According to “Real World” executive producer Jon Murray, the show has employed extensive background checks and legal waivers since its reality-genre pioneering days back in the early 1990s.
“We’ve always wanted to be able to trust the people we’ve had on the show,” he said. “It’s just become part of the process.”
While they want to protect themselves – reality producers pay hefty insurance premiums that can account for as much as 10 percent of their budget – they also face pressure from networks and big media conglomerates to maximize indemnity.
Reality producers say the headline-making case last summer of Ryan Jenkins, a former contestant on VH1’s “Megan Wants a Millionaire” accused of a grisly murder who then killed himself, has had a huge impact on the business.
Everyone is more skittish these days.
“What we’re finding is that our list of deliverables to the networks is becoming a lot longer,” noted reality producer Scott Sternberg.
Still, despite the broad language, a clever plaintiff’s attorney can still launch a case.
According Lowenstein Sandler attorney Matthew Savare, the releases usually way over-reach.

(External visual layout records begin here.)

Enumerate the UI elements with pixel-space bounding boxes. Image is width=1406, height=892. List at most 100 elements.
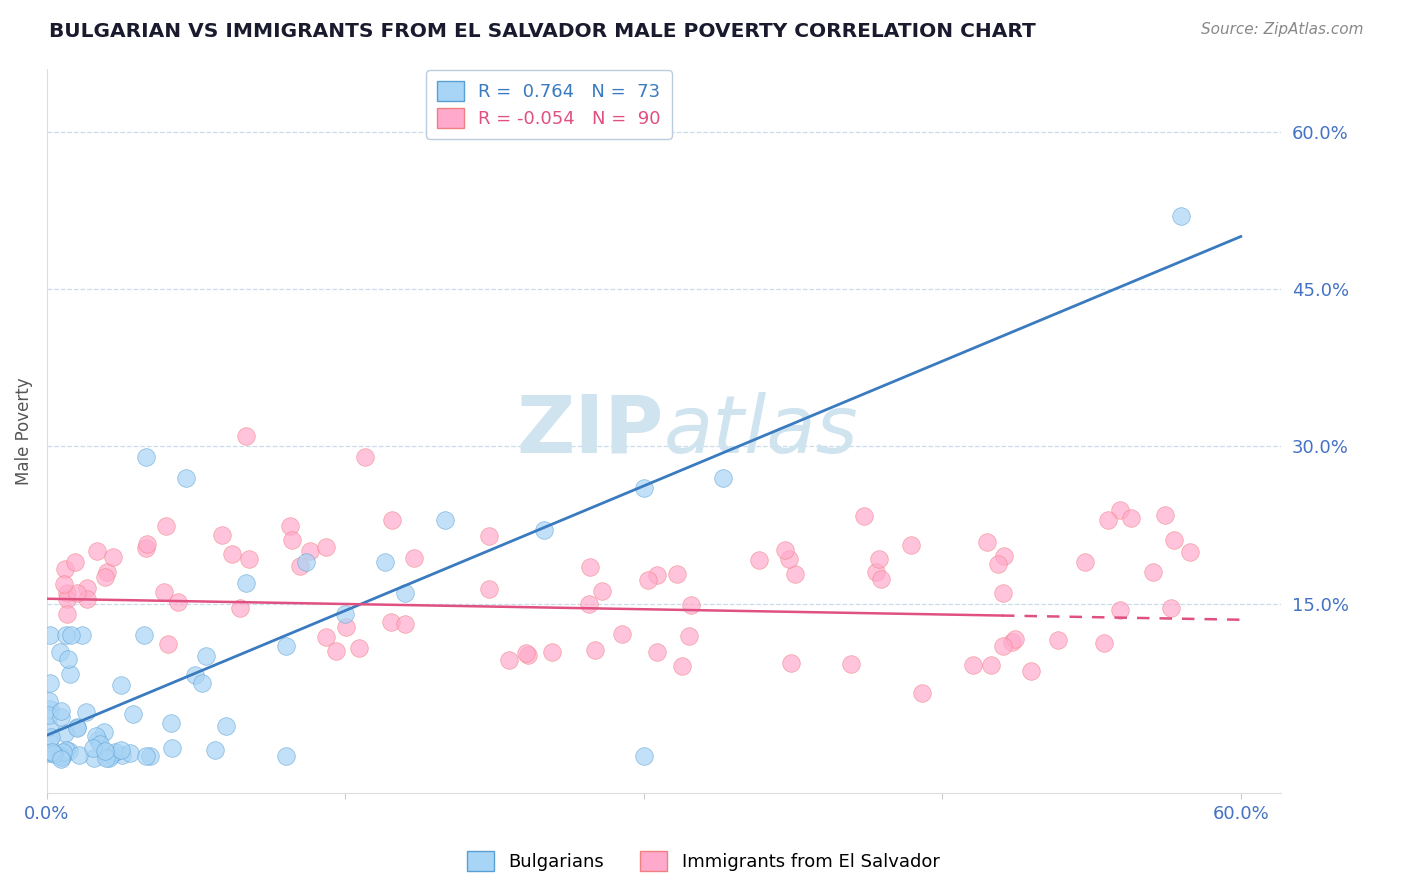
Point [89,737,111,751]
Point [53,577,76,591]
Point [174,471,197,485]
Point [976,535,998,549]
Point [748,553,770,567]
Point [666,566,689,581]
Point [347,641,370,656]
Point [191,676,214,690]
Point [211,528,233,542]
Point [139,748,162,763]
Point [63,556,86,570]
Point [160,741,183,756]
Point [633,482,655,496]
Point [477,529,499,543]
Point [49,749,72,764]
Point [156,637,179,651]
Point [1046,633,1069,648]
Point [41,745,63,759]
Point [93,744,115,758]
Point [135,541,157,555]
Point [72,628,94,642]
Point [778,552,800,566]
Point [433,513,456,527]
Point [39,628,62,642]
Point [533,524,555,538]
Point [380,615,402,629]
Point [381,513,404,527]
Point [100,747,122,762]
Point [1160,600,1182,615]
Point [238,552,260,566]
Point [49,645,72,659]
Point [215,719,238,733]
Y-axis label: Male Poverty: Male Poverty [15,377,32,484]
Text: Source: ZipAtlas.com: Source: ZipAtlas.com [1201,22,1364,37]
Point [83,751,105,765]
Point [110,677,132,691]
Point [315,540,337,554]
Point [101,550,124,565]
Point [166,595,188,609]
Point [135,749,157,764]
Point [66,721,89,735]
Point [578,597,600,611]
Point [839,657,862,671]
Point [1108,503,1130,517]
Point [516,648,538,662]
Point [110,743,132,757]
Point [76,591,98,606]
Point [374,555,396,569]
Point [53,561,76,575]
Point [38,746,60,760]
Point [49,710,72,724]
Point [136,537,159,551]
Point [56,591,79,606]
Point [900,538,922,552]
Point [39,731,62,745]
Point [325,644,347,658]
Legend: Bulgarians, Immigrants from El Salvador: Bulgarians, Immigrants from El Salvador [460,844,946,879]
Point [911,686,934,700]
Point [1092,635,1115,649]
Point [1153,508,1175,523]
Point [1142,565,1164,579]
Text: BULGARIAN VS IMMIGRANTS FROM EL SALVADOR MALE POVERTY CORRELATION CHART: BULGARIAN VS IMMIGRANTS FROM EL SALVADOR… [49,22,1036,41]
Point [56,652,79,666]
Point [281,533,304,547]
Point [53,726,76,740]
Point [1019,665,1042,679]
Point [335,620,357,634]
Point [59,667,82,681]
Point [515,647,537,661]
Point [299,544,322,558]
Point [498,652,520,666]
Point [1001,635,1024,649]
Point [51,705,73,719]
Text: ZIP: ZIP [516,392,664,470]
Point [354,450,377,464]
Point [1108,603,1130,617]
Point [86,729,108,743]
Point [38,694,60,708]
Point [647,567,669,582]
Point [66,586,89,600]
Point [96,566,118,580]
Point [122,706,145,721]
Point [82,740,104,755]
Point [394,616,416,631]
Point [195,649,218,664]
Point [184,668,207,682]
Point [633,749,655,764]
Point [637,573,659,587]
Point [1004,632,1026,646]
Point [93,569,115,583]
Point [97,750,120,764]
Point [111,747,134,762]
Point [294,555,316,569]
Point [59,628,82,642]
Point [478,582,501,596]
Point [274,749,297,764]
Point [962,657,984,672]
Point [278,519,301,533]
Point [44,747,66,762]
Point [204,743,226,757]
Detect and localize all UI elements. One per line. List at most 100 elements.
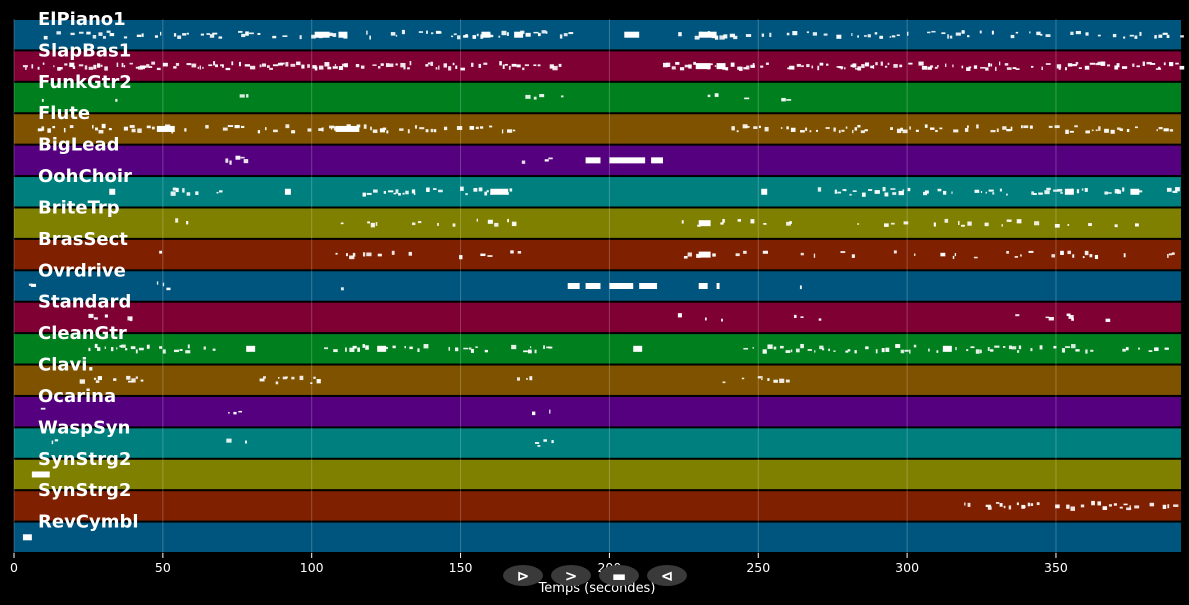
note (448, 346, 450, 351)
note (815, 129, 818, 132)
note (475, 126, 479, 130)
note (909, 126, 911, 130)
note (1029, 31, 1031, 34)
note (299, 35, 302, 40)
note (671, 66, 676, 70)
note-block (1064, 188, 1074, 195)
note (900, 349, 905, 354)
note (327, 66, 332, 70)
note (1055, 504, 1060, 509)
note (349, 255, 355, 260)
note (465, 34, 468, 38)
note (704, 317, 707, 321)
note (731, 126, 735, 131)
note (935, 129, 938, 133)
note (1155, 68, 1162, 70)
note (508, 65, 511, 70)
note (1065, 129, 1069, 134)
track-band (14, 114, 1181, 144)
note (280, 62, 285, 65)
note (1066, 313, 1071, 317)
note-block (314, 31, 330, 38)
note (980, 190, 983, 193)
track-notes (225, 155, 663, 165)
note (949, 35, 953, 39)
note (241, 33, 246, 38)
play-button[interactable]: ⊳ (503, 565, 543, 586)
note (460, 186, 464, 191)
note (30, 283, 37, 287)
note (1004, 63, 1009, 66)
note (955, 32, 961, 36)
note (329, 125, 335, 129)
note (263, 376, 266, 379)
note (872, 64, 875, 69)
note (1166, 34, 1170, 39)
note (233, 411, 237, 415)
track-notes (40, 407, 551, 416)
note (773, 379, 778, 383)
note (227, 125, 234, 127)
note-block (651, 157, 663, 164)
note (805, 127, 808, 131)
note (814, 350, 816, 353)
note (742, 124, 748, 129)
note (238, 61, 241, 67)
note (37, 66, 40, 70)
note (752, 63, 755, 68)
note (1071, 344, 1076, 349)
note (1070, 31, 1074, 36)
forward-button[interactable]: > (551, 565, 591, 586)
note (138, 347, 144, 351)
note (563, 33, 568, 37)
note (907, 187, 911, 192)
note (992, 192, 995, 195)
note (499, 61, 502, 66)
note (1134, 505, 1140, 509)
note (999, 503, 1003, 507)
note (106, 30, 111, 33)
stop-button[interactable]: ▬ (599, 565, 639, 586)
note (372, 64, 377, 66)
note (1045, 34, 1051, 37)
note (1112, 33, 1117, 38)
note (185, 350, 191, 354)
note (1058, 67, 1061, 70)
note (857, 35, 859, 38)
track-notes (41, 93, 792, 102)
note (1067, 63, 1073, 67)
note (92, 34, 97, 39)
note (560, 95, 564, 98)
note (1034, 221, 1040, 226)
note (1060, 192, 1063, 194)
note (1008, 345, 1012, 350)
note (395, 63, 398, 66)
note (741, 377, 745, 380)
note (864, 62, 870, 67)
note (208, 64, 213, 67)
note (999, 61, 1001, 66)
note (544, 159, 549, 162)
note (868, 189, 873, 191)
note (812, 32, 818, 36)
note (403, 66, 406, 70)
note (1030, 503, 1034, 506)
note (991, 30, 994, 35)
note (135, 349, 138, 354)
note (1100, 61, 1106, 66)
note (123, 126, 128, 131)
note (764, 126, 769, 132)
note (1139, 31, 1142, 36)
note (360, 65, 365, 69)
note (880, 61, 883, 66)
note (502, 64, 505, 69)
note (1031, 191, 1035, 195)
track-label: BrasSect (38, 229, 128, 250)
note (184, 128, 187, 132)
note (857, 124, 861, 128)
back-button[interactable]: ⊲ (647, 565, 687, 586)
note (1054, 125, 1060, 129)
note (1085, 349, 1088, 354)
note (411, 189, 416, 194)
note (525, 32, 531, 37)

For example, no amount of legal language is going to protect a producer and a network if gross negligence is easy to prove.
"A lot of times, these things aren’t enforcable as drafted," he noted.
In fact, in a statement issued last week after client Jon Gosselin was sued, attorney Mark Heller declared TLC’s release “unenforceable” because Gosselin didn’t have an attorney present when he signed it.
“No matter what you draft, someone will still sue,” noted Rader, speaking generally. “It’s relatively cheap to start a lawsuit.”